Comment faire de la gestion locative en tant que particulier ?


Si plusieurs personnes se lancent dans la gestion locative particulière, c’est principalement pour éviter le coût et les charges d’une éventuelle délégation de cette activité à un professionnel qui facturera cela trop cher. De manière générale, un mandat sur la gestion locative est facturé à un prix de 7 à 8 % du coût annuel du loyer. Cela est aussi équivalent à un mois de loyer en cas de changement du locataire. En addition à d’autres activités et services, la facture peut très rapidement et facilement monter. Alors, lancez-vous dans la gestion locative pour particuliers. Nous mettons d’ailleurs à votre disposition ce guide pour vous aider à comprendre !

La gestion du loyer

La première chose à faire est d’effectuer une estimation du loyer de votre logement en location. Ce dernier doit être en mesure de couvrir plusieurs charges, telles que les dépenses, les emprunts, les impôts, etc. C’est en réalité le loyer bien défini qui va vous garantir d’avoir un bon investissement locatif. Il faut noter que si vous définissez un loyer assez élevé, vous pouvez accélérer le rendement de votre investissement, cependant, un loyer assez faible vous permettra de garantir la location et d’attirer davantage de candidats. Ainsi, la rotation des locataires sera assez faible et cela peut aussi avoir un impact positif sur le rendement de la location.

Vous l’aurez compris, un loyer bien défini est un très bon choix stratégique, mais qui reste assez complexe. C’est d’ailleurs ce dernier qui va vous permettre de définir la manière dont vous allez louer et gérer votre bien. Il est à noter que vous pouvez être concerné par l’encadrement des loyers dans les zones tendues avec la loi Alur. Dans ce cas, vous aurez un plafond de loyer à ne pas dépasser, selon la zone géographique de votre logement.

La recherche du locataire pour les particuliers

En ce qui concerne l’étape de recherche du locataire, vous aurez le choix entre deux manières de faire les choses :

  • une recherche autonome du locataire ;

  • une recherche de locataire déléguée à un professionnel.
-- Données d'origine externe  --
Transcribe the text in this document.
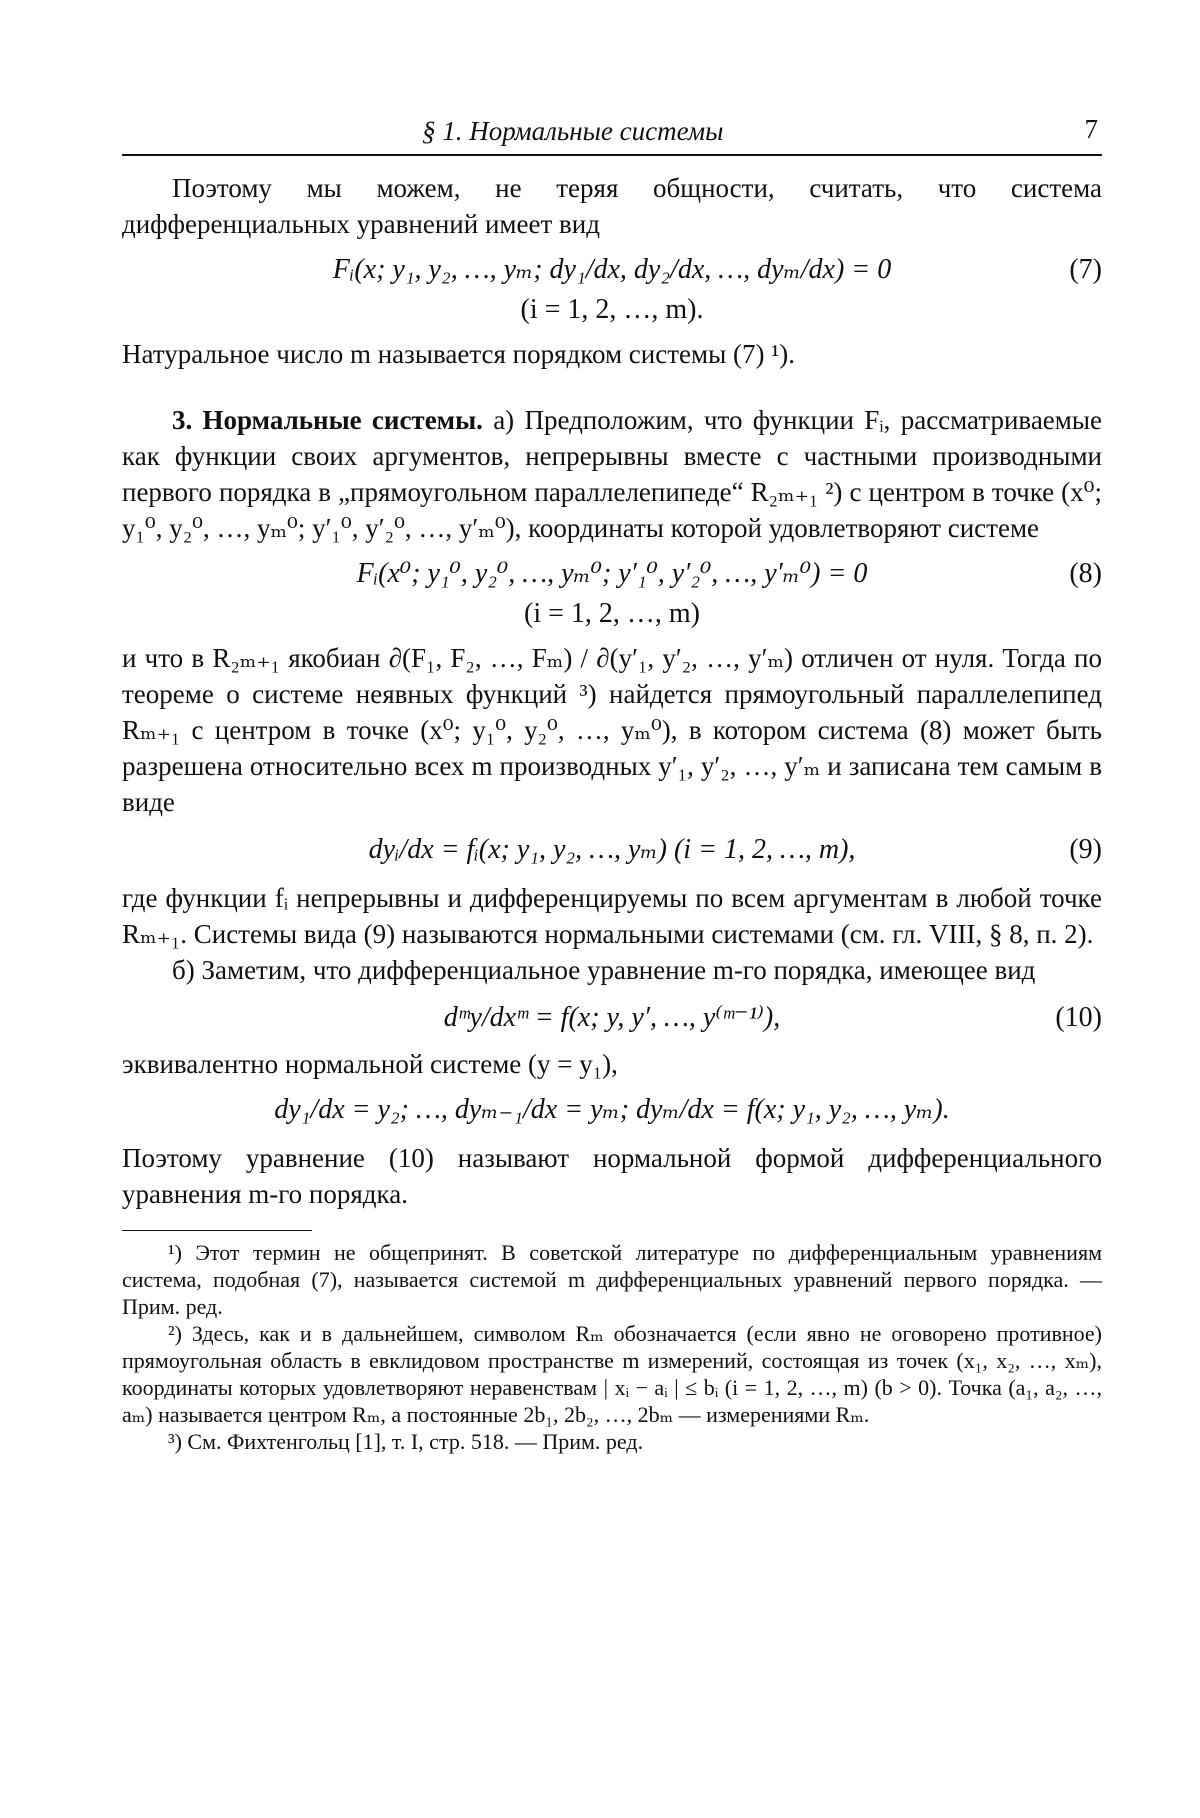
§ 1. Нормальные системы	7

Поэтому мы можем, не теряя общности, считать, что система дифференциальных уравнений имеет вид

Fᵢ(x; y₁, y₂, …, yₘ; dy₁/dx, dy₂/dx, …, dyₘ/dx) = 0	(7)
(i = 1, 2, …, m).

Натуральное число m называется порядком системы (7) ¹).

3. Нормальные системы. а) Предположим, что функции Fᵢ, рассматриваемые как функции своих аргументов, непрерывны вместе с частными производными первого порядка в „прямоугольном параллелепипеде“ R₂ₘ₊₁ ²) с центром в точке (x⁰; y₁⁰, y₂⁰, …, yₘ⁰; y′₁⁰, y′₂⁰, …, y′ₘ⁰), координаты которой удовлетворяют системе

Fᵢ(x⁰; y₁⁰, y₂⁰, …, yₘ⁰; y′₁⁰, y′₂⁰, …, y′ₘ⁰) = 0	(8)
(i = 1, 2, …, m)

и что в R₂ₘ₊₁ якобиан ∂(F₁, F₂, …, Fₘ) / ∂(y′₁, y′₂, …, y′ₘ) отличен от нуля. Тогда по теореме о системе неявных функций ³) найдется прямоугольный параллелепипед Rₘ₊₁ с центром в точке (x⁰; y₁⁰, y₂⁰, …, yₘ⁰), в котором система (8) может быть разрешена относительно всех m производных y′₁, y′₂, …, y′ₘ и записана тем самым в виде

dyᵢ/dx = fᵢ(x; y₁, y₂, …, yₘ) (i = 1, 2, …, m),	(9)

где функции fᵢ непрерывны и дифференцируемы по всем аргументам в любой точке Rₘ₊₁. Системы вида (9) называются нормальными системами (см. гл. VIII, § 8, п. 2).

б) Заметим, что дифференциальное уравнение m-го порядка, имеющее вид

dᵐy/dxᵐ = f(x; y, y′, …, y⁽ᵐ⁻¹⁾),	(10)

эквивалентно нормальной системе (y = y₁),

dy₁/dx = y₂; …, dyₘ₋₁/dx = yₘ; dyₘ/dx = f(x; y₁, y₂, …, yₘ).

Поэтому уравнение (10) называют нормальной формой дифференциального уравнения m-го порядка.

¹) Этот термин не общепринят. В советской литературе по дифференциальным уравнениям система, подобная (7), называется системой m дифференциальных уравнений первого порядка. — Прим. ред.

²) Здесь, как и в дальнейшем, символом Rₘ обозначается (если явно не оговорено противное) прямоугольная область в евклидовом пространстве m измерений, состоящая из точек (x₁, x₂, …, xₘ), координаты которых удовлетворяют неравенствам | xᵢ − aᵢ | ≤ bᵢ (i = 1, 2, …, m) (b > 0). Точка (a₁, a₂, …, aₘ) называется центром Rₘ, а постоянные 2b₁, 2b₂, …, 2bₘ — измерениями Rₘ.

³) См. Фихтенгольц [1], т. I, стр. 518. — Прим. ред.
Dans le cas où vous rechercheriez votre locataire par vous-même, il vous sera important de vous assurer que ce dernier dispose des revenus nécessaires pour le paiement ! Il est possible de lui demander de vous communiquer ses fiches de paie, des attestations de revenus, des déclarations d’impôts sur les revenus et plein d’autres éventuels documents.

Au contraire, si vous préférez charger un professionnel de la recherche de vos locataires, il vous sera indispensable de faire appel à un agent immobilier qui reste une profession bien réglementée. Pour choisir l’agent professionnel, nous vous conseillons de vérifier le numéro de sa carte professionnelle ainsi que l’adresse de la société pour laquelle il est censé travailler. Si tout vous semble conforme, vous pouvez lui faire part d’un mandat écrit où vous détaillerez précisément sa mission !
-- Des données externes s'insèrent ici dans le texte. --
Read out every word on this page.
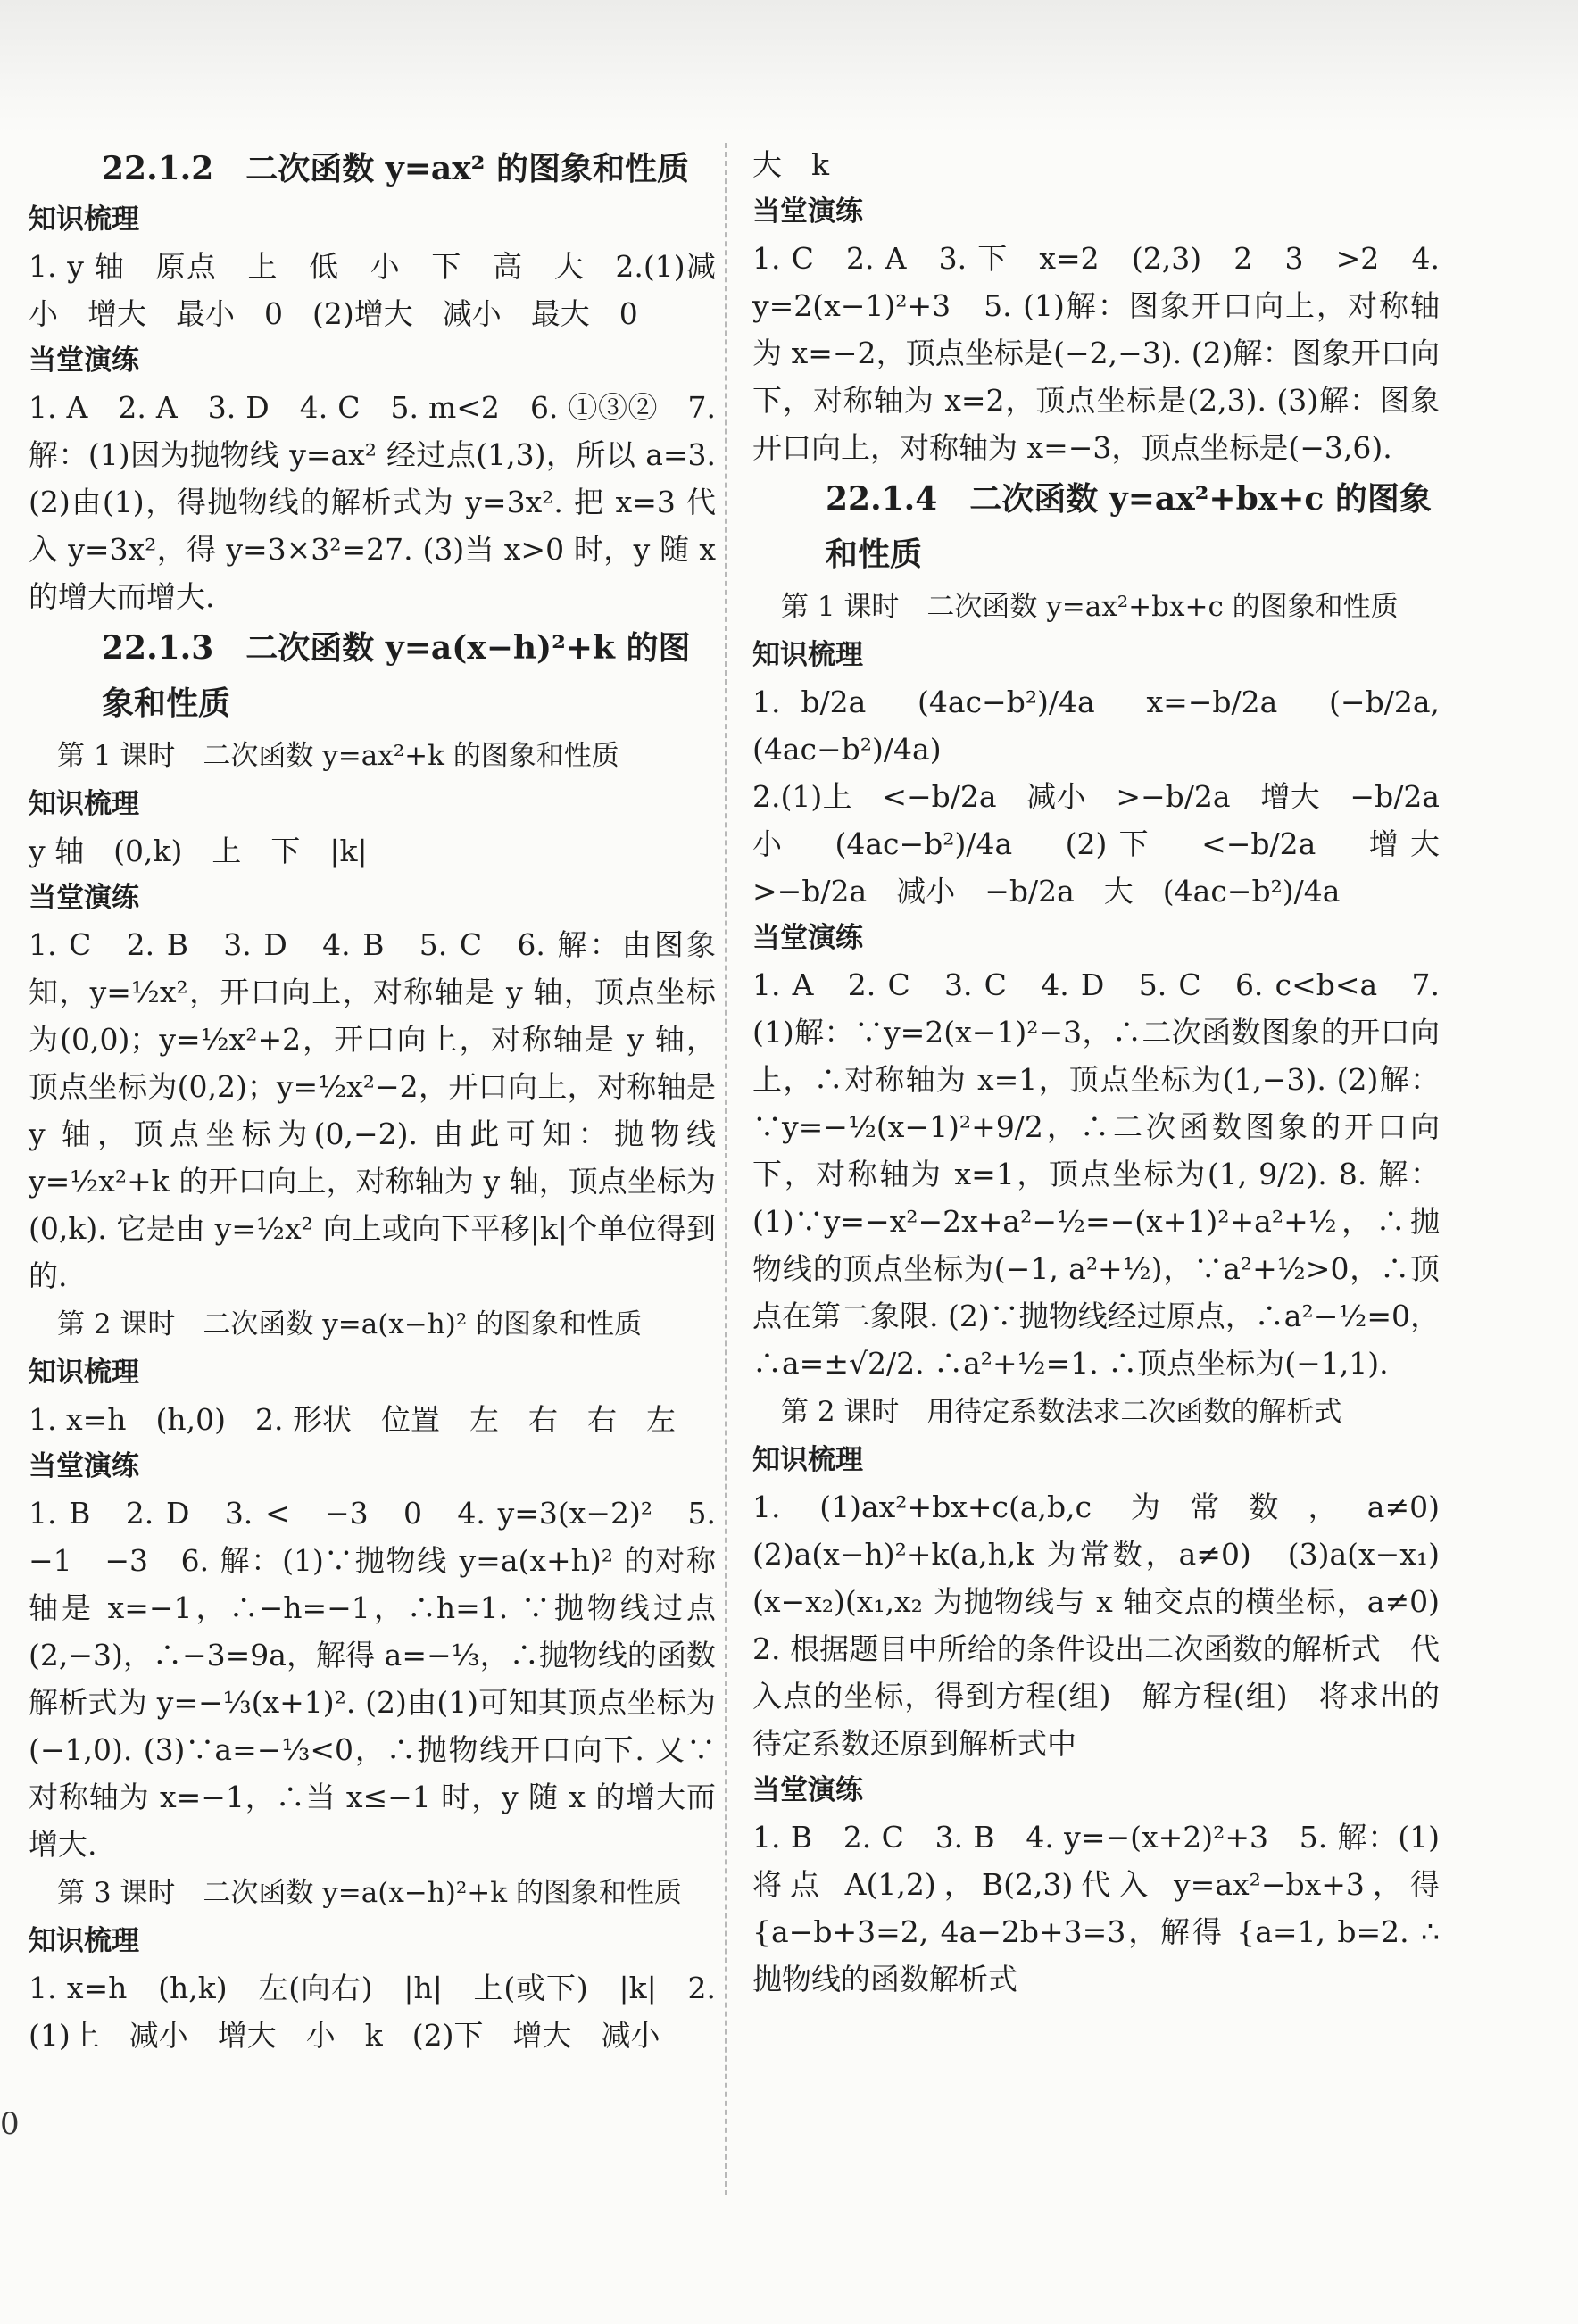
22.1.2　二次函数 y=ax² 的图象和性质
知识梳理
1. y 轴　原点　上　低　小　下　高　大　2.(1)减小　增大　最小　0　(2)增大　减小　最大　0
当堂演练
1. A　2. A　3. D　4. C　5. m<2　6. ①③②　7. 解：(1)因为抛物线 y=ax² 经过点(1,3)，所以 a=3. (2)由(1)，得抛物线的解析式为 y=3x². 把 x=3 代入 y=3x²，得 y=3×3²=27. (3)当 x>0 时，y 随 x 的增大而增大.
22.1.3　二次函数 y=a(x−h)²+k 的图象和性质
第 1 课时　二次函数 y=ax²+k 的图象和性质
知识梳理
y 轴　(0,k)　上　下　|k|
当堂演练
1. C　2. B　3. D　4. B　5. C　6. 解：由图象知，y=½x²，开口向上，对称轴是 y 轴，顶点坐标为(0,0)；y=½x²+2，开口向上，对称轴是 y 轴，顶点坐标为(0,2)；y=½x²−2，开口向上，对称轴是 y 轴，顶点坐标为(0,−2). 由此可知：抛物线 y=½x²+k 的开口向上，对称轴为 y 轴，顶点坐标为(0,k). 它是由 y=½x² 向上或向下平移|k|个单位得到的.
第 2 课时　二次函数 y=a(x−h)² 的图象和性质
知识梳理
1. x=h　(h,0)　2. 形状　位置　左　右　右　左
当堂演练
1. B　2. D　3. <　−3　0　4. y=3(x−2)²　5. −1　−3　6. 解：(1)∵抛物线 y=a(x+h)² 的对称轴是 x=−1，∴−h=−1，∴h=1. ∵抛物线过点(2,−3)，∴−3=9a，解得 a=−⅓，∴抛物线的函数解析式为 y=−⅓(x+1)². (2)由(1)可知其顶点坐标为(−1,0). (3)∵a=−⅓<0，∴抛物线开口向下. 又∵对称轴为 x=−1，∴当 x≤−1 时，y 随 x 的增大而增大.
第 3 课时　二次函数 y=a(x−h)²+k 的图象和性质
知识梳理
1. x=h　(h,k)　左(向右)　|h|　上(或下)　|k|　2.(1)上　减小　增大　小　k　(2)下　增大　减小
大　k
当堂演练
1. C　2. A　3. 下　x=2　(2,3)　2　3　>2　4. y=2(x−1)²+3　5. (1)解：图象开口向上，对称轴为 x=−2，顶点坐标是(−2,−3). (2)解：图象开口向下，对称轴为 x=2，顶点坐标是(2,3). (3)解：图象开口向上，对称轴为 x=−3，顶点坐标是(−3,6).
22.1.4　二次函数 y=ax²+bx+c 的图象和性质
第 1 课时　二次函数 y=ax²+bx+c 的图象和性质
知识梳理
1. b/2a　(4ac−b²)/4a　x=−b/2a　(−b/2a, (4ac−b²)/4a)
2.(1)上　<−b/2a　减小　>−b/2a　增大　−b/2a　小　(4ac−b²)/4a　(2)下　<−b/2a　增大　>−b/2a　减小　−b/2a　大　(4ac−b²)/4a
当堂演练
1. A　2. C　3. C　4. D　5. C　6. c<b<a　7. (1)解：∵y=2(x−1)²−3，∴二次函数图象的开口向上，∴对称轴为 x=1，顶点坐标为(1,−3). (2)解：∵y=−½(x−1)²+9/2，∴二次函数图象的开口向下，对称轴为 x=1，顶点坐标为(1, 9/2). 8. 解：(1)∵y=−x²−2x+a²−½=−(x+1)²+a²+½，∴抛物线的顶点坐标为(−1, a²+½)，∵a²+½>0，∴顶点在第二象限. (2)∵抛物线经过原点，∴a²−½=0，∴a=±√2/2. ∴a²+½=1. ∴顶点坐标为(−1,1).
第 2 课时　用待定系数法求二次函数的解析式
知识梳理
1. (1)ax²+bx+c(a,b,c 为常数，a≠0)　(2)a(x−h)²+k(a,h,k 为常数，a≠0)　(3)a(x−x₁)(x−x₂)(x₁,x₂ 为抛物线与 x 轴交点的横坐标，a≠0)　2. 根据题目中所给的条件设出二次函数的解析式　代入点的坐标，得到方程(组)　解方程(组)　将求出的待定系数还原到解析式中
当堂演练
1. B　2. C　3. B　4. y=−(x+2)²+3　5. 解：(1)将点 A(1,2)，B(2,3)代入 y=ax²−bx+3，得 {a−b+3=2, 4a−2b+3=3，解得 {a=1, b=2. ∴抛物线的函数解析式
0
Une fois le locataire trouvé, il faudra passer à l’étape de signature du contrat. Ce pacte doit être signé en deux exemplaires au minimum pour chaque partie. Le contrat a pour principal objectif de renforcer et d’encadrer toute la relation entre le locataire et le propriétaire durant la période de location, ainsi que toutes les clauses relatives à l’état des lieux.

La gestion locative durant la location pour les particuliers

Pendant la période de location, la quittance de location est la preuve que le locataire a bien effectué le paiement de sa rente. Cette dernière doit comprendre un certain nombre d’informations, comme les coordonnées des deux parties, l’adresse et la période de location, ainsi que les détails du paiement.
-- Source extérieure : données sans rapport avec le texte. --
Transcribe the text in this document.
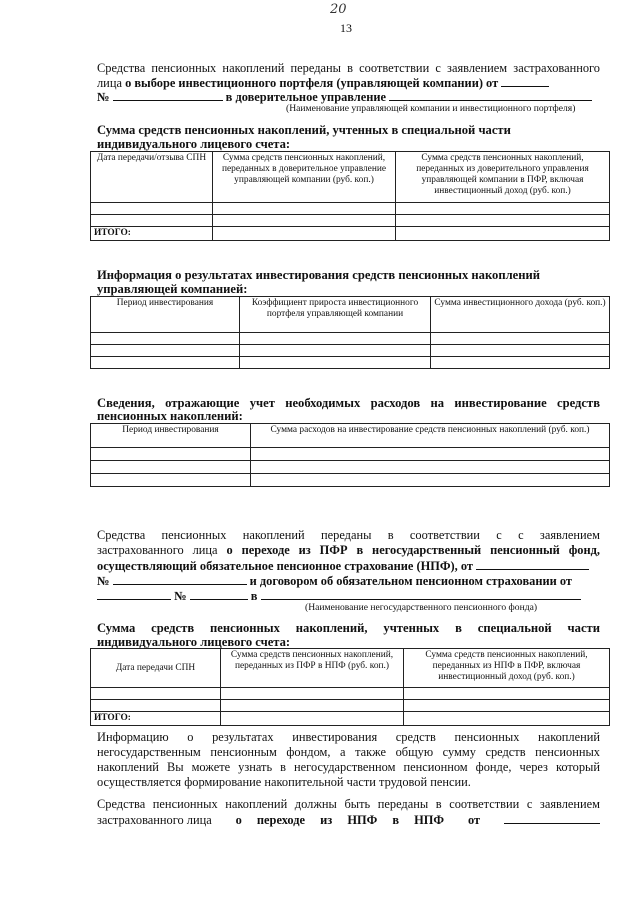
20
13
Средства пенсионных накоплений переданы в соответствии с заявлением застрахованного
лица о выборе инвестиционного портфеля (управляющей компании) от
№	в доверительное управление
(Наименование управляющей компании и инвестиционного портфеля)
Сумма средств пенсионных накоплений, учтенных в специальной части
индивидуального лицевого счета:
Дата передачи/отзыва СПН	Сумма средств пенсионных накоплений, переданных в доверительное управление управляющей компании (руб. коп.)	Сумма средств пенсионных накоплений, переданных из доверительного управления управляющей компании в ПФР, включая инвестиционный доход (руб. коп.)

ИТОГО:		
Информация о результатах инвестирования средств пенсионных накоплений
управляющей компанией:
Период инвестирования	Коэффициент прироста инвестиционного портфеля управляющей компании	Сумма инвестиционного дохода (руб. коп.)

Сведения, отражающие учет необходимых расходов на инвестирование средств
пенсионных накоплений:
Период инвестирования	Сумма расходов на инвестирование средств пенсионных накоплений (руб. коп.)

Средства пенсионных накоплений переданы в соответствии с с заявлением
застрахованного лица о переходе из ПФР в негосударственный пенсионный фонд,
осуществляющий обязательное пенсионное страхование (НПФ), от
№	и договором об обязательном пенсионном страховании от
№	в
(Наименование негосударственного пенсионного фонда)
Сумма средств пенсионных накоплений, учтенных в специальной части
индивидуального лицевого счета:
Дата передачи СПН	Сумма средств пенсионных накоплений, переданных из ПФР в НПФ (руб. коп.)	Сумма средств пенсионных накоплений, переданных из НПФ в ПФР, включая инвестиционный доход (руб. коп.)

ИТОГО:		
Информацию о результатах инвестирования средств пенсионных накоплений
негосударственным пенсионным фондом, а также общую сумму средств пенсионных
накоплений Вы можете узнать в негосударственном пенсионном фонде, через который
осуществляется формирование накопительной части трудовой пенсии.
Средства пенсионных накоплений должны быть переданы в соответствии с заявлением
застрахованного лица о переходе из НПФ в НПФ от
Il est également possible que le loyer soit revalorisé d’une année à une autre, en fonction des prix à la consommation. De manière générale, cette revalorisation doit se faire à la date de signature du contrat de location. Il est possible que cette date soit différente, mais dans ce cas, il faut que cela soit stipulé.

Il existe aussi un volet supplémentaire de régularisation de charge. Le locataire doit obligatoirement payer trois types de charges distinctes, dont :

  • les charges pour les services rendus relatifs à l’utilisation du logement, comme les frais d’ascenseur par exemple ;

  • les charges des entretiens et des éventuelles réparations des parties communes ;

  • les charges et les taxes des services bénéficiés par le locataire.